There will be much gathered into David's anointing, as we shall see; many who come into association with him as the anointed one, and derive their ministry as it were from his anointing, but it will all be related to one thing. Our individual anointing in Christ is not that we should be constituted something in ourselves, but that the full testimony of the Lord Jesus should be realised through every anointed member. The whole testimony is in view.

I think in the Old Testament there is nothing to compare with David's life for revealing the whole purpose of the anointing. There are other wonderful illustrations of it, but when you get to the end of David's life you have brought in the House of God in magnificent splendour, greatness, fullness, completeness and glory as you have it nowhere else in the old dispensation. This time was always referred to as the pivot, the summit of Israel's glory. David is always looked back upon as the very highest peak of Israel's history. Why? Because of that which marked his life. It was the House of God constituted wholly according to God's mind, with the ark of the testimony there at rest having reached finality. He was anointed to that; and it is only the Old Testament figure of the Lord Jesus as the Anointed One, and we coming into His anointing for the purpose of a universal display of His glory. That is the object of anointing - the full testimony of Jesus. Anointing is related to the testimony in fullness.

I have no doubt but that today you are able to see a parallel, to a very large degree, between spiritual conditions as they are amongst the Lord's people generally and as they were in the days of Eli. The more spiritually alive we become the more we recognise how things are falling short of God's full thought, and recovery is the order of the day: but it is along the Hannah, Samuel, David line, if there is to be a recovery of the full testimony of Jesus. Not in some earthly system of organisation or material representation, but a vessel which contains the testimony of Jesus in fullness. If that is to be, this is the way and the way of the anointing is for that. The testimony may only be represented by a small vessel at the end, but it will be in spiritual fullness, which is spiritual greatness.
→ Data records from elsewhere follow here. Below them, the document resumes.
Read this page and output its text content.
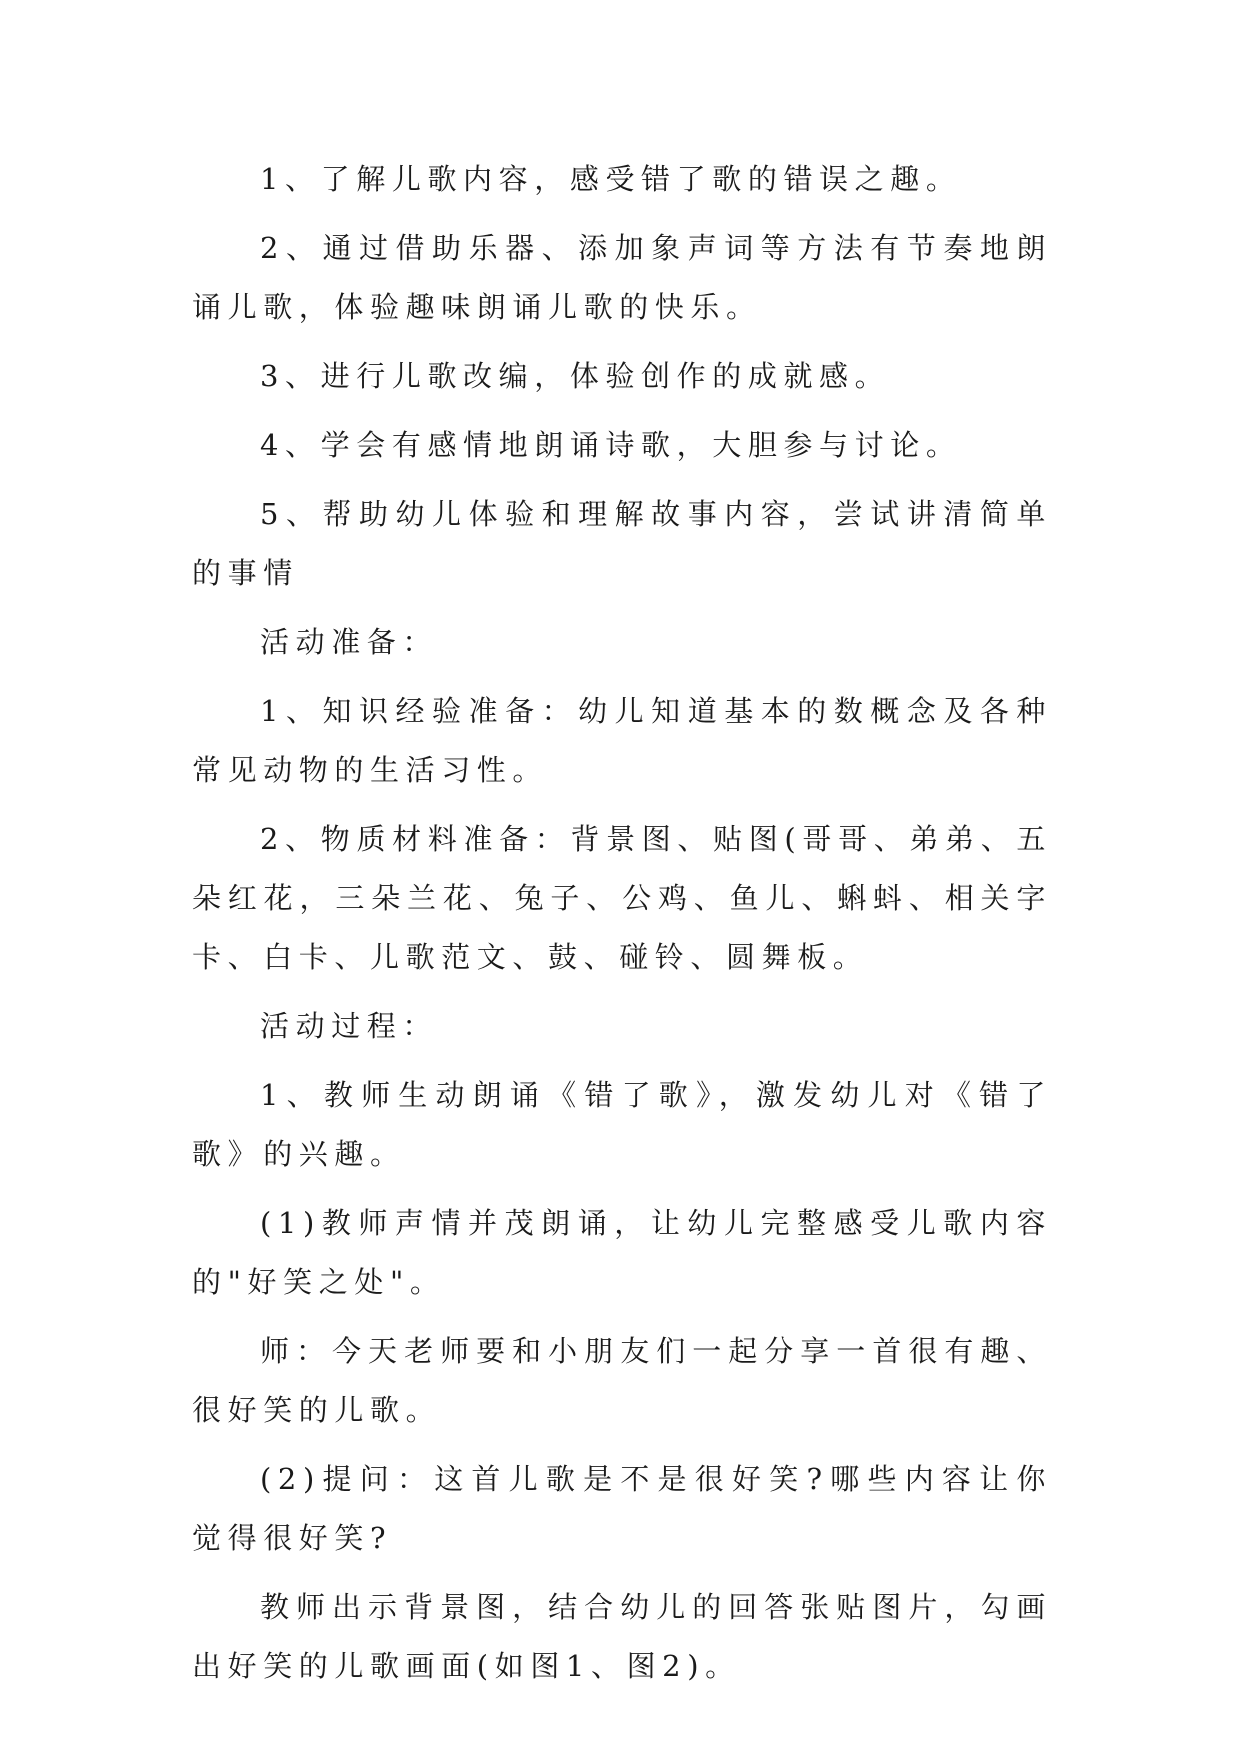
1、了解儿歌内容，感受错了歌的错误之趣。

2、通过借助乐器、添加象声词等方法有节奏地朗诵儿歌，体验趣味朗诵儿歌的快乐。

3、进行儿歌改编，体验创作的成就感。

4、学会有感情地朗诵诗歌，大胆参与讨论。

5、帮助幼儿体验和理解故事内容，尝试讲清简单的事情

活动准备：

1、知识经验准备：幼儿知道基本的数概念及各种常见动物的生活习性。

2、物质材料准备：背景图、贴图(哥哥、弟弟、五朵红花，三朵兰花、兔子、公鸡、鱼儿、蝌蚪、相关字卡、白卡、儿歌范文、鼓、碰铃、圆舞板。

活动过程：

1、教师生动朗诵《错了歌》，激发幼儿对《错了歌》的兴趣。

(1)教师声情并茂朗诵，让幼儿完整感受儿歌内容的"好笑之处"。

师：今天老师要和小朋友们一起分享一首很有趣、很好笑的儿歌。

(2)提问：这首儿歌是不是很好笑?哪些内容让你觉得很好笑?

教师出示背景图，结合幼儿的回答张贴图片，勾画出好笑的儿歌画面(如图1、图2)。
I want to close with that strong note. The anointing is for that. Have we the anointing? Have we the Spirit? Why, beloved, if that is so, the Holy Spirit has anointed us within unto that very thing. Think of it. God has committed Himself to that end. God is with us for that purpose. To have the whole testimony of Jesus recovered. That is our hope and assurance. How shall it be? Hannah, and the "impossible." How shall it be? Nature cannot help. We cannot do it. All the time nature comes back at us, much as we may groan and travail, nature comes back and says: "You are out of it, you cannot do anything." But that makes room for God, and the anointing comes in there. I glory in this that the anointing came in through Hannah and Samuel. It cannot be done by us. The anointing has come for that purpose and there are no limits to the possibility of the anointing because it is another way of saying that God committed Himself to that. How did the Lord Jesus go through to the full accomplishment of His testimony? By the anointing, "...who through the eternal Spirit offered himself. "...God anointed Jesus of Nazareth with the Holy Ghost and with power: who went about doing good and healing all that were oppressed of the devil; for God was with him." God has committed Himself. And unto the Body of Christ, the Church which is His Body, and to those members when they come into a right relationship with Himself, God has committed Himself for the fullness of the testimony.